North Korea’s ruling Kim family is a highly secretive dynasty. The totalitarian state tightly controls information about the family, which has kept a grip on the country for three generations: from Kim Il Sung, the founding president, through Kim Jong Il, the father of both Kim Jong Nam, who was 46, and the current leader, Kim Jong Un, who is 33.

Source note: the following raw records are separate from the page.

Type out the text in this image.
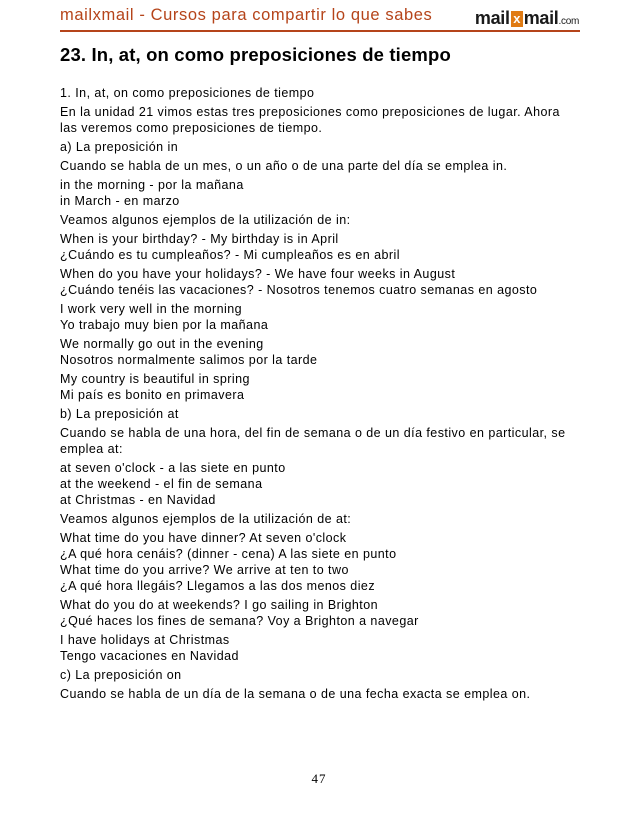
mailxmail - Cursos para compartir lo que sabes mail x mail.com
23. In, at, on como preposiciones de tiempo
1. In, at, on como preposiciones de tiempo
En la unidad 21 vimos estas tres preposiciones como preposiciones de lugar. Ahora
las veremos como preposiciones de tiempo.
a) La preposición in
Cuando se habla de un mes, o un año o de una parte del día se emplea in.
in the morning - por la mañana
in March - en marzo
Veamos algunos ejemplos de la utilización de in:
When is your birthday? - My birthday is in April
¿Cuándo es tu cumpleaños? - Mi cumpleaños es en abril
When do you have your holidays? - We have four weeks in August
¿Cuándo tenéis las vacaciones? - Nosotros tenemos cuatro semanas en agosto
I work very well in the morning
Yo trabajo muy bien por la mañana
We normally go out in the evening
Nosotros normalmente salimos por la tarde
My country is beautiful in spring
Mi país es bonito en primavera
b) La preposición at
Cuando se habla de una hora, del fin de semana o de un día festivo en particular, se
emplea at:
at seven o'clock - a las siete en punto
at the weekend - el fin de semana
at Christmas - en Navidad
Veamos algunos ejemplos de la utilización de at:
What time do you have dinner? At seven o'clock
¿A qué hora cenáis? (dinner - cena) A las siete en punto
What time do you arrive? We arrive at ten to two
¿A qué hora llegáis? Llegamos a las dos menos diez
What do you do at weekends? I go sailing in Brighton
¿Qué haces los fines de semana? Voy a Brighton a navegar
I have holidays at Christmas
Tengo vacaciones en Navidad
c) La preposición on
Cuando se habla de un día de la semana o de una fecha exacta se emplea on.
47
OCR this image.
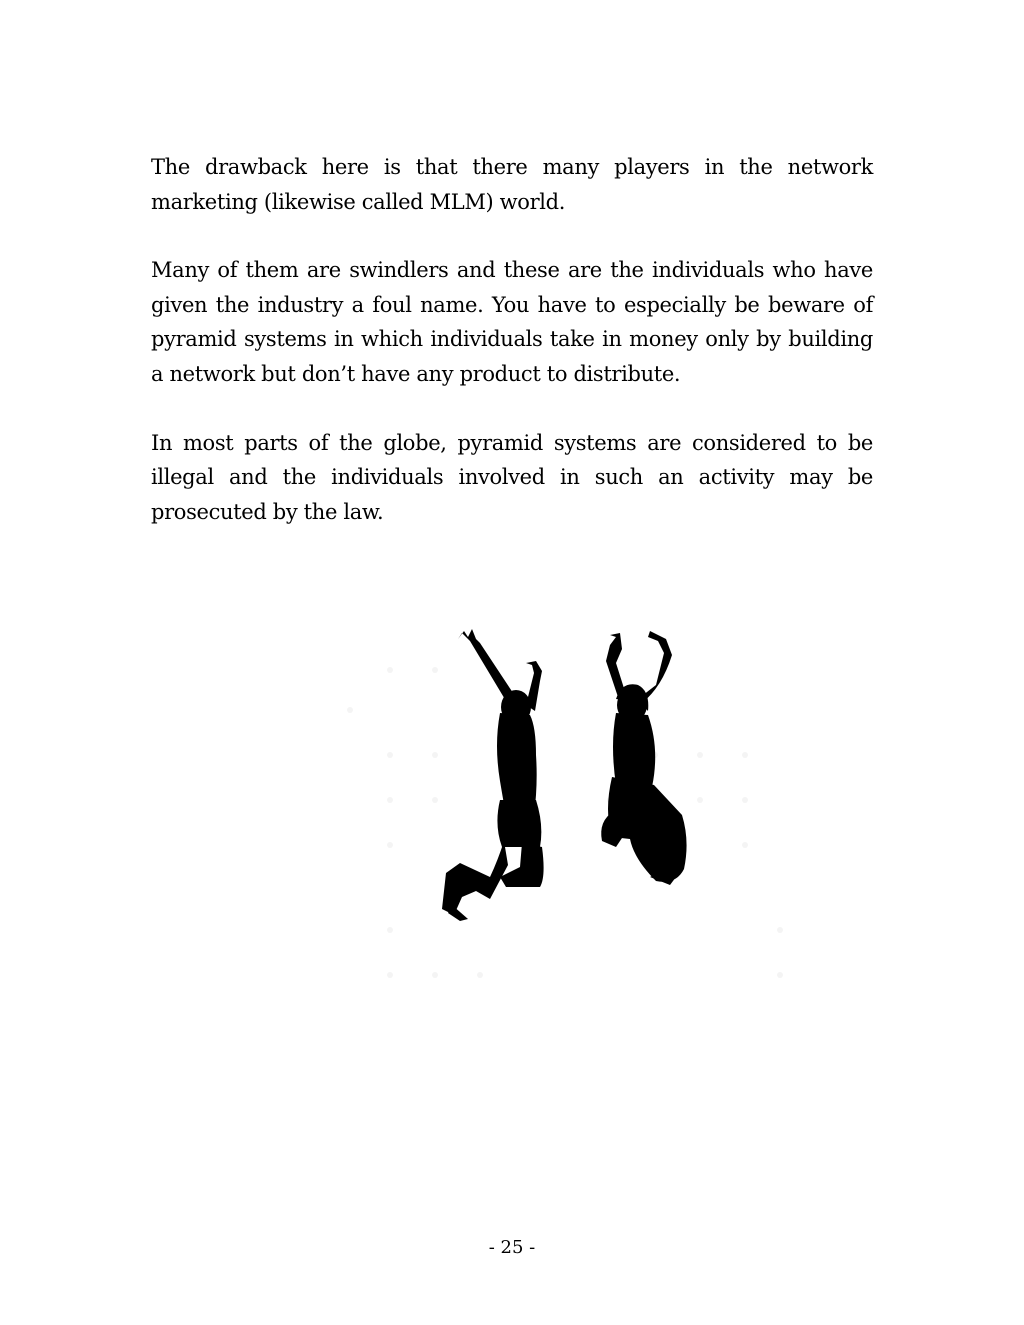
The drawback here is that there many players in the network marketing (likewise called MLM) world.

Many of them are swindlers and these are the individuals who have given the industry a foul name. You have to especially be beware of pyramid systems in which individuals take in money only by building a network but don’t have any product to distribute.

In most parts of the globe, pyramid systems are considered to be illegal and the individuals involved in such an activity may be prosecuted by the law.

- 25 -
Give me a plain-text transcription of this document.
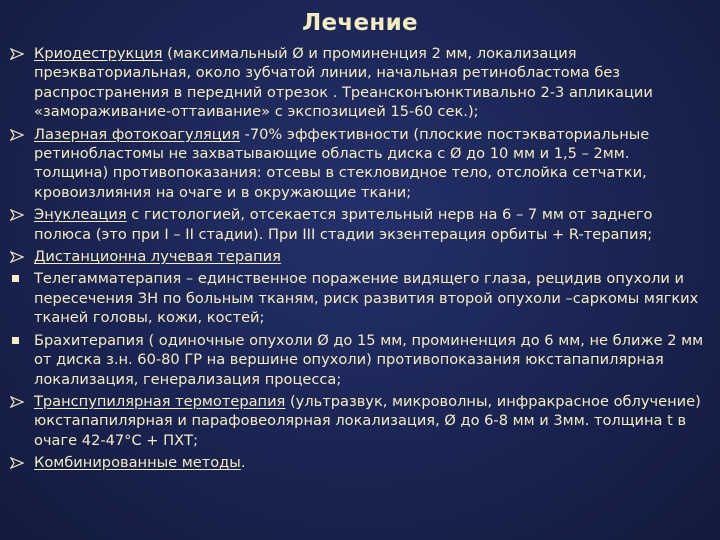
Лечение
Криодеструкция (максимальный Ø и проминенция 2 мм, локализация преэкваториальная, около зубчатой линии, начальная ретинобластома без распространения в передний отрезок . Треансконъюнктивально 2-3 апликации «замораживание-оттаивание» с экспозицией 15-60 сек.);
Лазерная фотокоагуляция -70% эффективности (плоские постэкваториальные ретинобластомы не захватывающие область диска с Ø до 10 мм и 1,5 – 2мм. толщина) противопоказания: отсевы в стекловидное тело, отслойка сетчатки, кровоизлияния на очаге и в окружающие ткани;
Энуклеация с гистологией, отсекается зрительный нерв на 6 – 7 мм от заднего полюса (это при I – II стадии). При III стадии экзентерация орбиты + R-терапия;
Дистанционна лучевая терапия
Телегамматерапия – единственное поражение видящего глаза, рецидив опухоли и пересечения ЗН по больным тканям, риск развития второй опухоли –саркомы мягких тканей головы, кожи, костей;
Брахитерапия ( одиночные опухоли Ø до 15 мм, проминенция до 6 мм, не ближе 2 мм от диска з.н. 60-80 ГР на вершине опухоли) противопоказания юкстапапилярная локализация, генерализация процесса;
Транспупилярная термотерапия (ультразвук, микроволны, инфракрасное облучение) юкстапапилярная и парафовеолярная локализация, Ø до 6-8 мм и 3мм. толщина t в очаге 42-47°С + ПХТ;
Комбинированные методы.
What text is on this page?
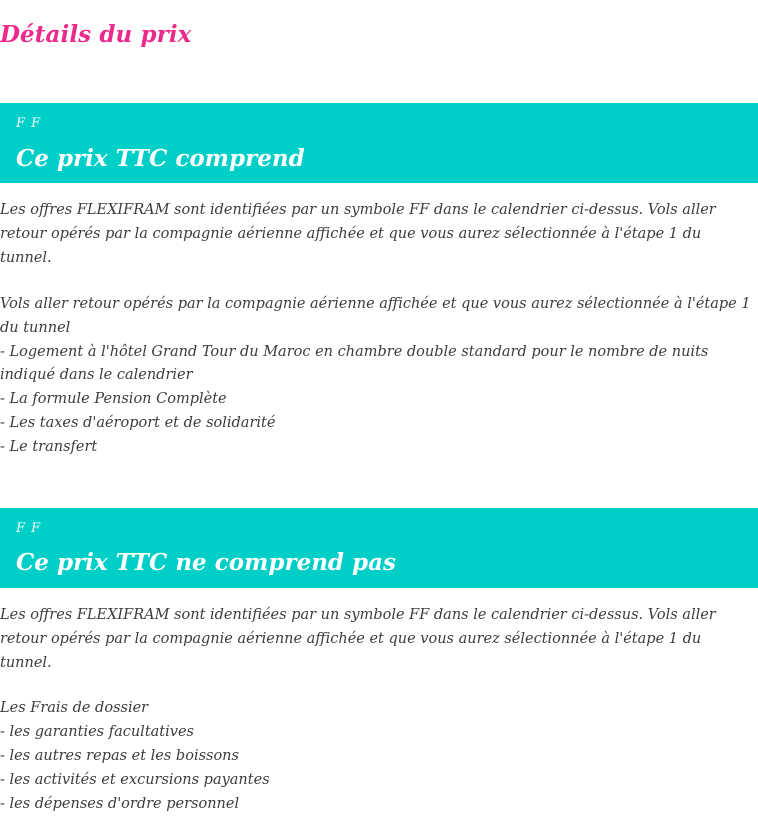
Détails du prix
F F
Ce prix TTC comprend

Les offres FLEXIFRAM sont identifiées par un symbole FF dans le calendrier ci-dessus. Vols aller retour opérés par la compagnie aérienne affichée et que vous aurez sélectionnée à l'étape 1 du tunnel.

Vols aller retour opérés par la compagnie aérienne affichée et que vous aurez sélectionnée à l'étape 1 du tunnel

- Logement à l'hôtel Grand Tour du Maroc en chambre double standard pour le nombre de nuits indiqué dans le calendrier

- La formule Pension Complète

- Les taxes d'aéroport et de solidarité

- Le transfert

F F
Ce prix TTC ne comprend pas

Les offres FLEXIFRAM sont identifiées par un symbole FF dans le calendrier ci-dessus. Vols aller retour opérés par la compagnie aérienne affichée et que vous aurez sélectionnée à l'étape 1 du tunnel.

Les Frais de dossier

- les garanties facultatives

- les autres repas et les boissons

- les activités et excursions payantes

- les dépenses d'ordre personnel
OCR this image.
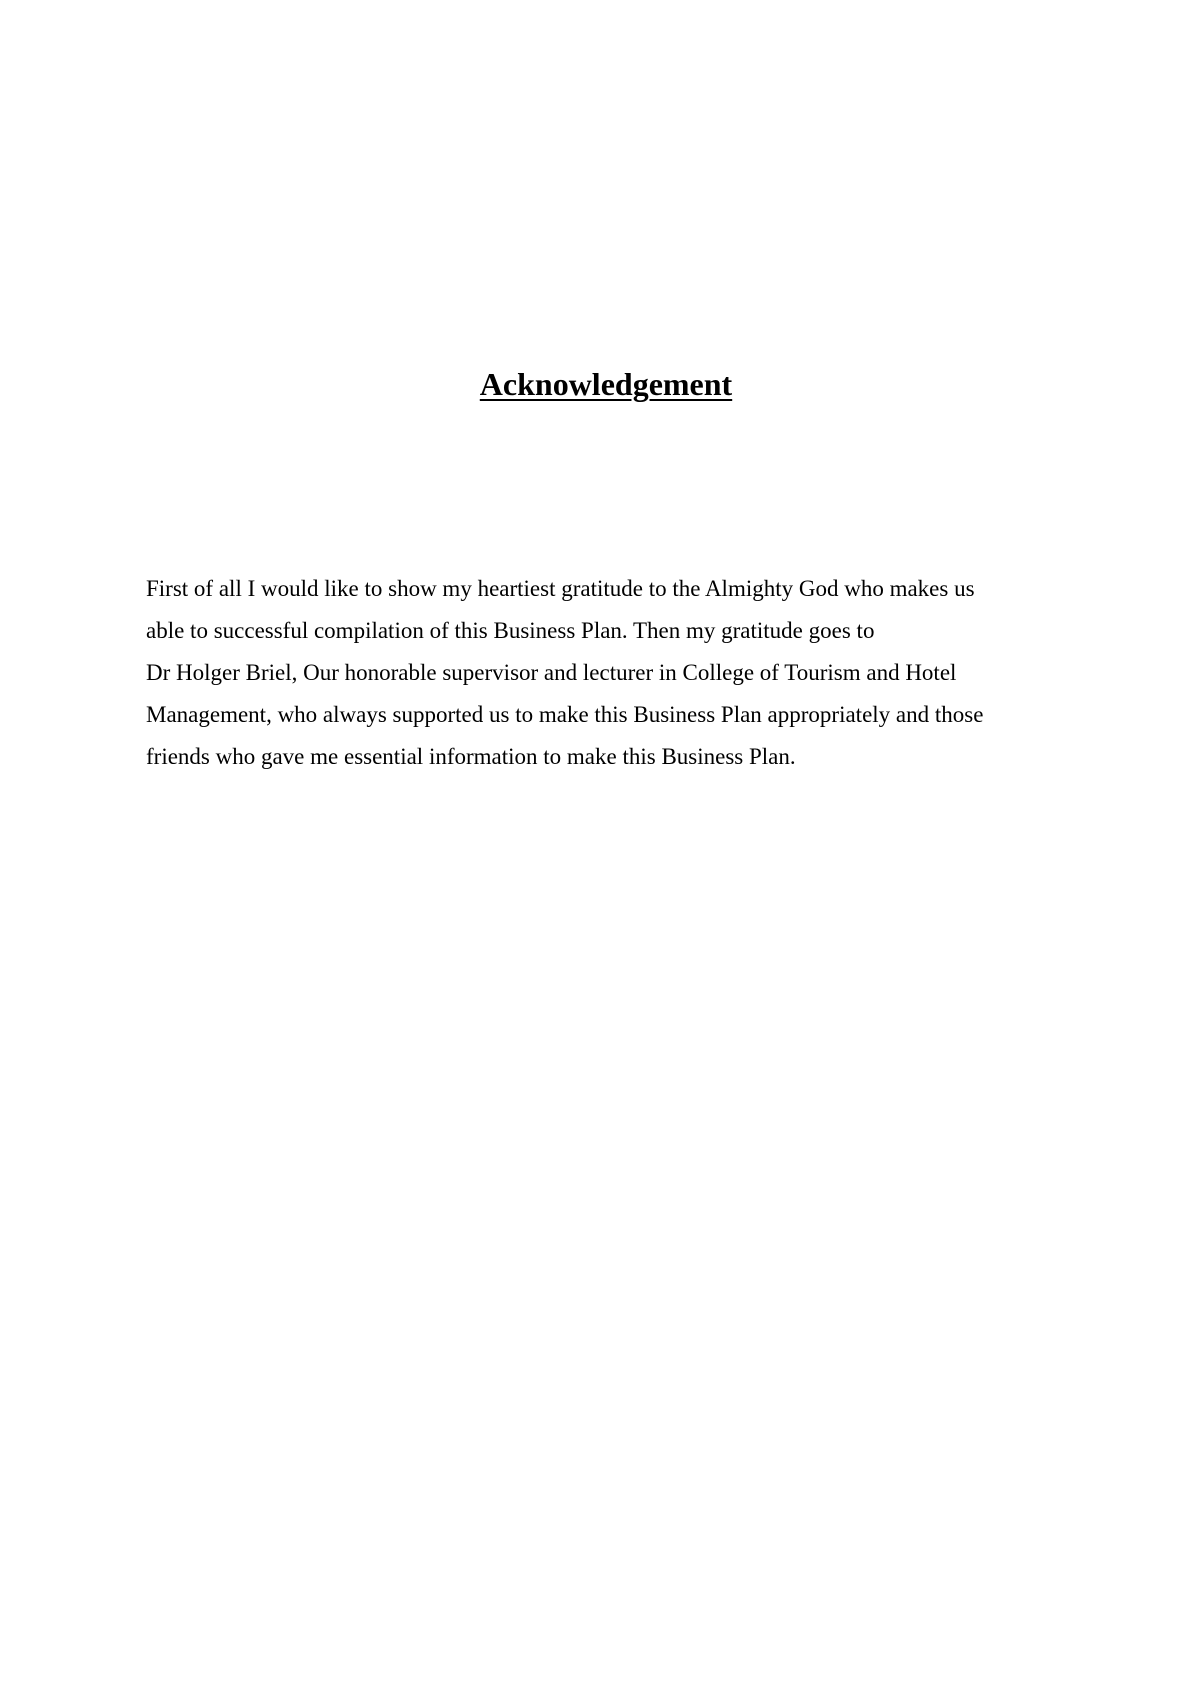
Acknowledgement

First of all I would like to show my heartiest gratitude to the Almighty God who makes us
able to successful compilation of this Business Plan. Then my gratitude goes to
Dr Holger Briel, Our honorable supervisor and lecturer in College of Tourism and Hotel
Management, who always supported us to make this Business Plan appropriately and those
friends who gave me essential information to make this Business Plan.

Ordinary North Koreans, starved of outside information, do not know about the existence of Kim Jong Nam, the love child of a secret relationship between Kim Jong Il and his actress consort.Many analysts and officials in the region have blamed Kim Jong Nam’s death on Kim Jong Un and his quest to eliminate potential rivals.
Because the country is so reclusive, intelligence on North Korea is minimal, and the North Korean regime will probably balk at the prospect of Malaysia — and potentially other intelligence services — having DNA information from the ruling family.
But Deputy Prime Minister Ahmad Zahid Hamidi told reporters Thursday that Malaysia would release the body only after the official procedures are followed. “After all the police and medical procedures are completed, we may release the body to the next of kin through the embassy,” he said.
The sharp tone underscores the shock in Kuala Lumpur that the killing happened on its soil.
Malaysia is one of the very few countries that does not require a visa for North Koreans, so this is a popular destination for them. There is a significant amount of trade between North Korea and Malaysia, and about 300 North Korean miners work in Sarawak.
Kuala Lumpur has also been the site for several “track two” meetings between North Koreans and former U.S. officials because it is a neutral place that does not require a lot of paperwork for the North Koreans.